Paradoxically, these hallucinations are the closest she gets to the reality of her demise. Reality arrives through its opposite: a hallucination, which collapses her psychic crutch. Precisely because the episodes are unreal, she cannot escape from them; a person can decorate reality with fantasy, but one cannot ignore the psycho-spiritual flashes that seize one’s mind. This is essentially what Carl Jung had in mind when he said that ‘ideas have people, people don’t have ideas.’ That’s why the mother is able to filter external influences — she ignores her son’s warnings, accepts her friends’ encouragements, and propagates her faith that she will end-up skinny and fit for T.V. — but she cannot avoid her intrusive thoughts. Importantly, the hallucinations feel realer and more pressing than typical appearances. After all, the nightmarish terror is the result of repressed thoughts and concerns.

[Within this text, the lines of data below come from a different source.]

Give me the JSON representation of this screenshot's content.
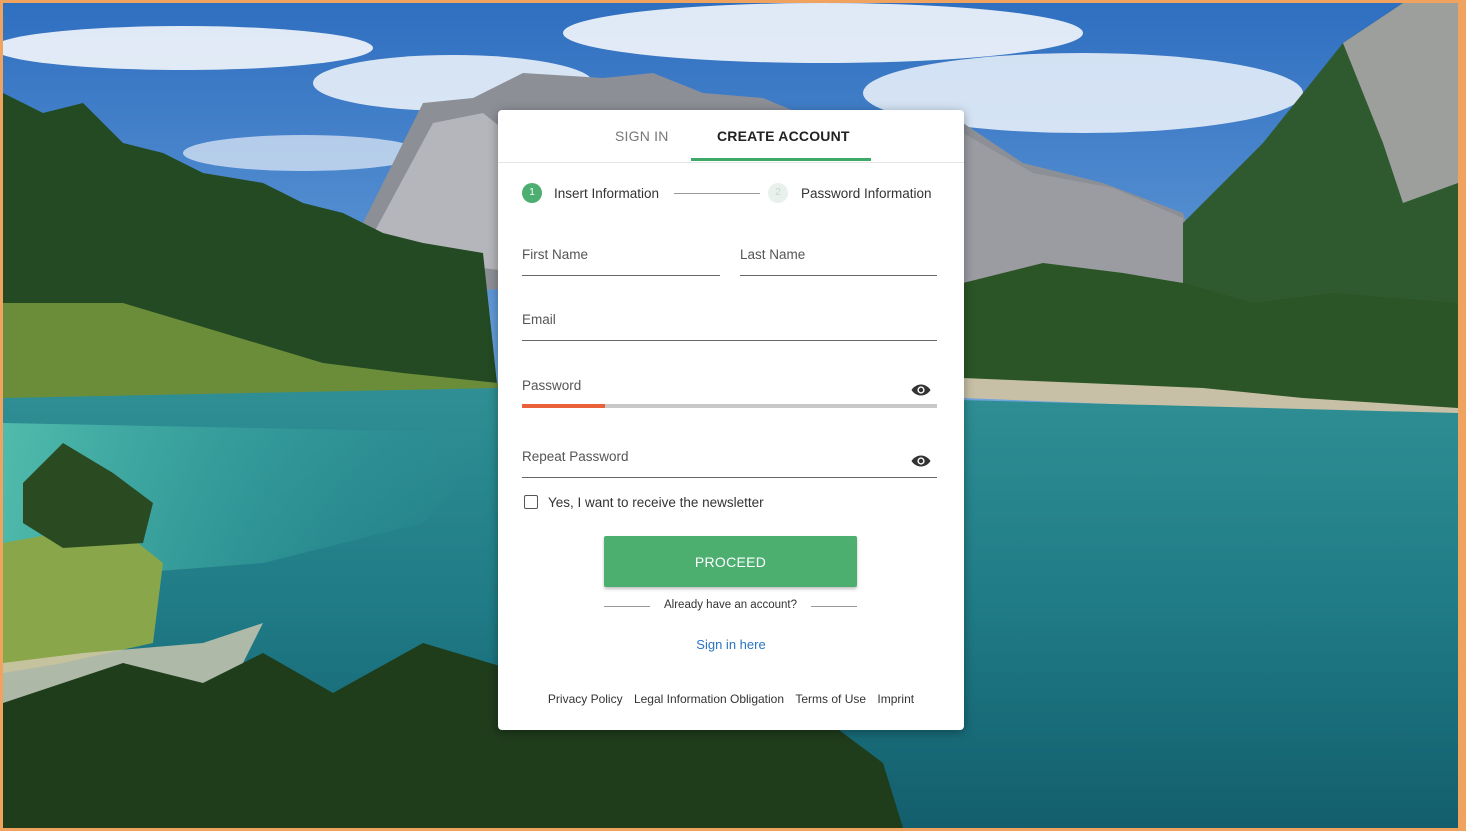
{
  "tabs": {
    "sign_in": "SIGN IN",
    "create_account": "CREATE ACCOUNT"
  },
  "stepper": {
    "step1_number": "1",
    "step1_label": "Insert Information",
    "step2_number": "2",
    "step2_label": "Password Information"
  },
  "form": {
    "first_name_label": "First Name",
    "last_name_label": "Last Name",
    "email_label": "Email",
    "password_label": "Password",
    "password_strength": 0.2,
    "repeat_password_label": "Repeat Password",
    "newsletter_label": "Yes, I want to receive the newsletter",
    "newsletter_checked": false,
    "proceed_label": "PROCEED"
  },
  "account_prompt": {
    "text": "Already have an account?",
    "link": "Sign in here"
  },
  "footer": {
    "links": [
      "Privacy Policy",
      "Legal Information Obligation",
      "Terms of Use",
      "Imprint"
    ]
  },
  "colors": {
    "accent": "#4caf70",
    "strength_weak": "#e9603b",
    "link": "#2a73c4",
    "frame": "#f0a35e"
  }
}
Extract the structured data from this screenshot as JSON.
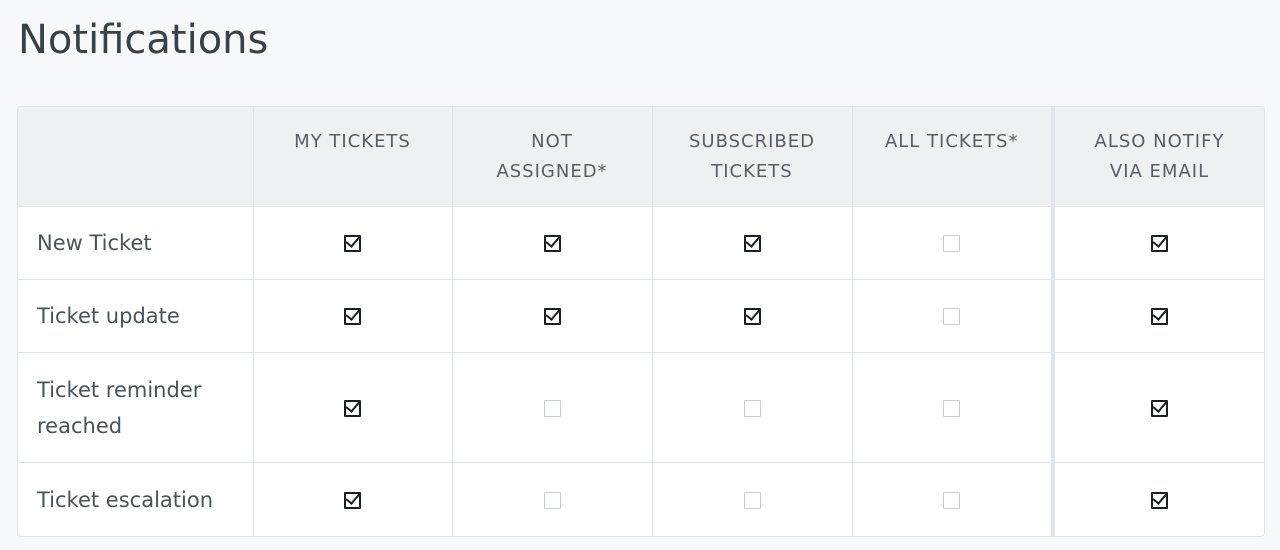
{
  "page": {
    "title": "Notifications"
  },
  "table": {
    "columns": [
      {
        "key": "label",
        "line1": "",
        "line2": ""
      },
      {
        "key": "my_tickets",
        "line1": "MY TICKETS",
        "line2": ""
      },
      {
        "key": "not_assigned",
        "line1": "NOT",
        "line2": "ASSIGNED*"
      },
      {
        "key": "subscribed_tickets",
        "line1": "SUBSCRIBED",
        "line2": "TICKETS"
      },
      {
        "key": "all_tickets",
        "line1": "ALL TICKETS*",
        "line2": ""
      },
      {
        "key": "also_notify_email",
        "line1": "ALSO NOTIFY",
        "line2": "VIA EMAIL"
      }
    ],
    "rows": [
      {
        "label": "New Ticket",
        "my_tickets": true,
        "not_assigned": true,
        "subscribed_tickets": true,
        "all_tickets": false,
        "also_notify_email": true
      },
      {
        "label": "Ticket update",
        "my_tickets": true,
        "not_assigned": true,
        "subscribed_tickets": true,
        "all_tickets": false,
        "also_notify_email": true
      },
      {
        "label": "Ticket reminder reached",
        "my_tickets": true,
        "not_assigned": false,
        "subscribed_tickets": false,
        "all_tickets": false,
        "also_notify_email": true
      },
      {
        "label": "Ticket escalation",
        "my_tickets": true,
        "not_assigned": false,
        "subscribed_tickets": false,
        "all_tickets": false,
        "also_notify_email": true
      }
    ]
  },
  "icons": {
    "checked": "checkbox-checked-icon",
    "unchecked": "checkbox-unchecked-icon"
  },
  "colors": {
    "background": "#f6f8fa",
    "header_background": "#eef1f2",
    "border": "#dfe4e7",
    "text": "#38414a",
    "check": "#1b1f23"
  }
}
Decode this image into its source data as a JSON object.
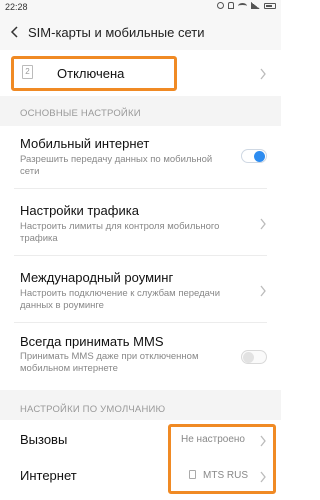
{
  "status_bar": {
    "time": "22:28"
  },
  "header": {
    "title": "SIM-карты и мобильные сети"
  },
  "sim": {
    "slot_number": "2",
    "label": "Отключена"
  },
  "sections": {
    "main": "ОСНОВНЫЕ НАСТРОЙКИ",
    "defaults": "НАСТРОЙКИ ПО УМОЛЧАНИЮ"
  },
  "rows": {
    "mobile_internet": {
      "title": "Мобильный интернет",
      "subtitle": "Разрешить передачу данных по мобильной сети",
      "enabled": true
    },
    "traffic": {
      "title": "Настройки трафика",
      "subtitle": "Настроить лимиты для контроля мобильного трафика"
    },
    "roaming": {
      "title": "Международный роуминг",
      "subtitle": "Настроить подключение к службам передачи данных в роуминге"
    },
    "mms": {
      "title": "Всегда принимать MMS",
      "subtitle": "Принимать MMS даже при отключенном мобильном интернете",
      "enabled": false
    },
    "calls": {
      "title": "Вызовы",
      "value": "Не настроено"
    },
    "internet": {
      "title": "Интернет",
      "value": "MTS RUS"
    }
  },
  "colors": {
    "accent": "#2d8cf0",
    "highlight": "#f08a24"
  },
  "icons": {
    "back": "back-arrow-icon",
    "chevron": "chevron-right-icon",
    "sim": "sim-card-icon",
    "alarm": "alarm-icon",
    "mute": "mute-icon",
    "wifi": "wifi-icon",
    "signal": "signal-icon",
    "battery": "battery-icon"
  }
}
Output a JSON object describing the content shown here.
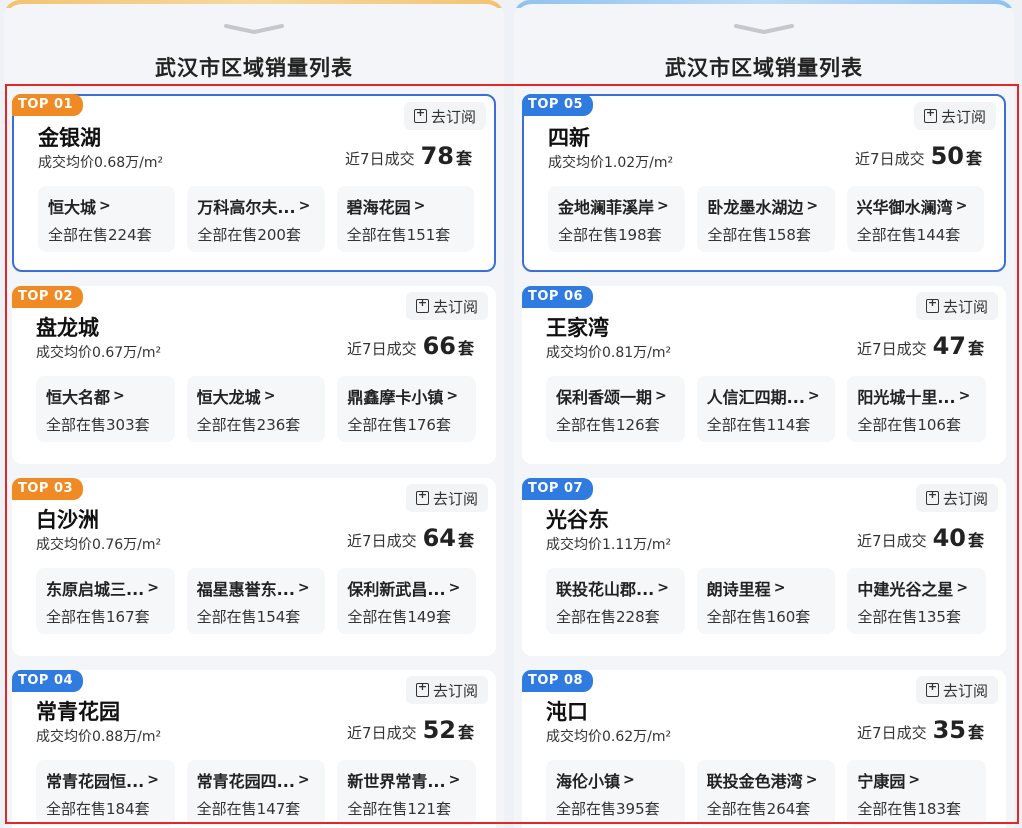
{
  "panels": [
    {
      "title": "武汉市区域销量列表",
      "cards": [
        {
          "rank": "TOP 01",
          "badge_color": "#f08a24",
          "name": "金银湖",
          "price": "成交均价0.68万/m²",
          "label": "近7日成交",
          "count": "78",
          "unit": "套",
          "subscribe": "去订阅",
          "estates": [
            {
              "name": "恒大城",
              "sale": "全部在售224套"
            },
            {
              "name": "万科高尔夫...",
              "sale": "全部在售200套"
            },
            {
              "name": "碧海花园",
              "sale": "全部在售151套"
            }
          ]
        },
        {
          "rank": "TOP 02",
          "badge_color": "#f08a24",
          "name": "盘龙城",
          "price": "成交均价0.67万/m²",
          "label": "近7日成交",
          "count": "66",
          "unit": "套",
          "subscribe": "去订阅",
          "estates": [
            {
              "name": "恒大名都",
              "sale": "全部在售303套"
            },
            {
              "name": "恒大龙城",
              "sale": "全部在售236套"
            },
            {
              "name": "鼎鑫摩卡小镇",
              "sale": "全部在售176套"
            }
          ]
        },
        {
          "rank": "TOP 03",
          "badge_color": "#f08a24",
          "name": "白沙洲",
          "price": "成交均价0.76万/m²",
          "label": "近7日成交",
          "count": "64",
          "unit": "套",
          "subscribe": "去订阅",
          "estates": [
            {
              "name": "东原启城三...",
              "sale": "全部在售167套"
            },
            {
              "name": "福星惠誉东...",
              "sale": "全部在售154套"
            },
            {
              "name": "保利新武昌...",
              "sale": "全部在售149套"
            }
          ]
        },
        {
          "rank": "TOP 04",
          "badge_color": "#2f7be0",
          "name": "常青花园",
          "price": "成交均价0.88万/m²",
          "label": "近7日成交",
          "count": "52",
          "unit": "套",
          "subscribe": "去订阅",
          "estates": [
            {
              "name": "常青花园恒...",
              "sale": "全部在售184套"
            },
            {
              "name": "常青花园四...",
              "sale": "全部在售147套"
            },
            {
              "name": "新世界常青...",
              "sale": "全部在售121套"
            }
          ]
        }
      ]
    },
    {
      "title": "武汉市区域销量列表",
      "cards": [
        {
          "rank": "TOP 05",
          "badge_color": "#2f7be0",
          "name": "四新",
          "price": "成交均价1.02万/m²",
          "label": "近7日成交",
          "count": "50",
          "unit": "套",
          "subscribe": "去订阅",
          "estates": [
            {
              "name": "金地澜菲溪岸",
              "sale": "全部在售198套"
            },
            {
              "name": "卧龙墨水湖边",
              "sale": "全部在售158套"
            },
            {
              "name": "兴华御水澜湾",
              "sale": "全部在售144套"
            }
          ]
        },
        {
          "rank": "TOP 06",
          "badge_color": "#2f7be0",
          "name": "王家湾",
          "price": "成交均价0.81万/m²",
          "label": "近7日成交",
          "count": "47",
          "unit": "套",
          "subscribe": "去订阅",
          "estates": [
            {
              "name": "保利香颂一期",
              "sale": "全部在售126套"
            },
            {
              "name": "人信汇四期...",
              "sale": "全部在售114套"
            },
            {
              "name": "阳光城十里...",
              "sale": "全部在售106套"
            }
          ]
        },
        {
          "rank": "TOP 07",
          "badge_color": "#2f7be0",
          "name": "光谷东",
          "price": "成交均价1.11万/m²",
          "label": "近7日成交",
          "count": "40",
          "unit": "套",
          "subscribe": "去订阅",
          "estates": [
            {
              "name": "联投花山郡...",
              "sale": "全部在售228套"
            },
            {
              "name": "朗诗里程",
              "sale": "全部在售160套"
            },
            {
              "name": "中建光谷之星",
              "sale": "全部在售135套"
            }
          ]
        },
        {
          "rank": "TOP 08",
          "badge_color": "#2f7be0",
          "name": "沌口",
          "price": "成交均价0.62万/m²",
          "label": "近7日成交",
          "count": "35",
          "unit": "套",
          "subscribe": "去订阅",
          "estates": [
            {
              "name": "海伦小镇",
              "sale": "全部在售395套"
            },
            {
              "name": "联投金色港湾",
              "sale": "全部在售264套"
            },
            {
              "name": "宁康园",
              "sale": "全部在售183套"
            }
          ]
        }
      ]
    }
  ]
}
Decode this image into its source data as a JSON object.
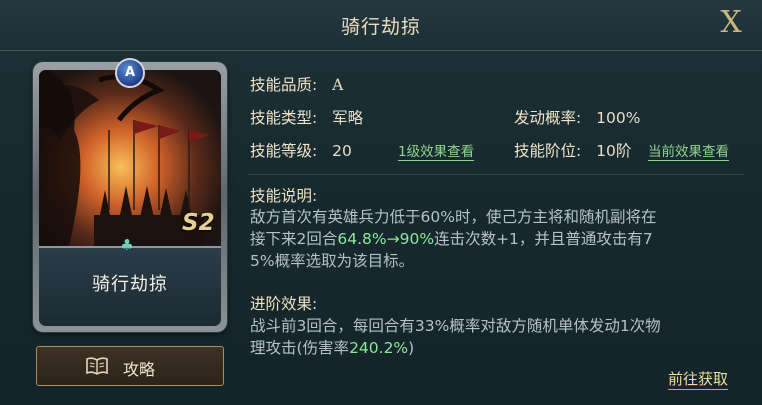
{
  "header": {
    "title": "骑行劫掠",
    "close_label": "X"
  },
  "card": {
    "name": "骑行劫掠",
    "grade_badge": "A",
    "season_tag": "S2"
  },
  "guide_button": {
    "label": "攻略",
    "icon": "book-icon"
  },
  "info": {
    "quality_label": "技能品质:",
    "quality_value": "A",
    "type_label": "技能类型:",
    "type_value": "军略",
    "rate_label": "发动概率:",
    "rate_value": "100%",
    "level_label": "技能等级:",
    "level_value": "20",
    "level_link": "1级效果查看",
    "rank_label": "技能阶位:",
    "rank_value": "10阶",
    "rank_link": "当前效果查看"
  },
  "description": {
    "title": "技能说明:",
    "line1": "敌方首次有英雄兵力低于60%时，使己方主将和随机副将在",
    "line2_prefix": "接下来2回合",
    "line2_hl": "64.8%→90%",
    "line2_suffix": "连击次数+1，并且普通攻击有7",
    "line3": "5%概率选取为该目标。"
  },
  "advanced": {
    "title": "进阶效果:",
    "line1": "战斗前3回合，每回合有33%概率对敌方随机单体发动1次物",
    "line2_prefix": "理攻击(伤害率",
    "line2_hl": "240.2%",
    "line2_suffix": ")"
  },
  "go_button": {
    "label": "前往获取"
  },
  "colors": {
    "accent_gold": "#cbb57e",
    "highlight_green": "#8be89b",
    "panel_bg": "#1b2f35"
  }
}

The film’s title, A Requiem for a Dream, foreshadows the falsity of the characters’ dreamy optimism. The film’s visual grammar — the repetition of disturbing images (drug jump cut) and sounds (grinding teeth)— ensures that the viewer shares the protagonists’ terrifying feelings. We do not get to look-down or judge the characters because we feel that we have something in common with them; most of us have some reckless optimism, some goal, some engulfment by love or drugs or ambition. Many of us are detached from the harmful realities of our behavior.
So when the movie finishes, we feel that we’re lucid dreaming in a world that can’t be happening.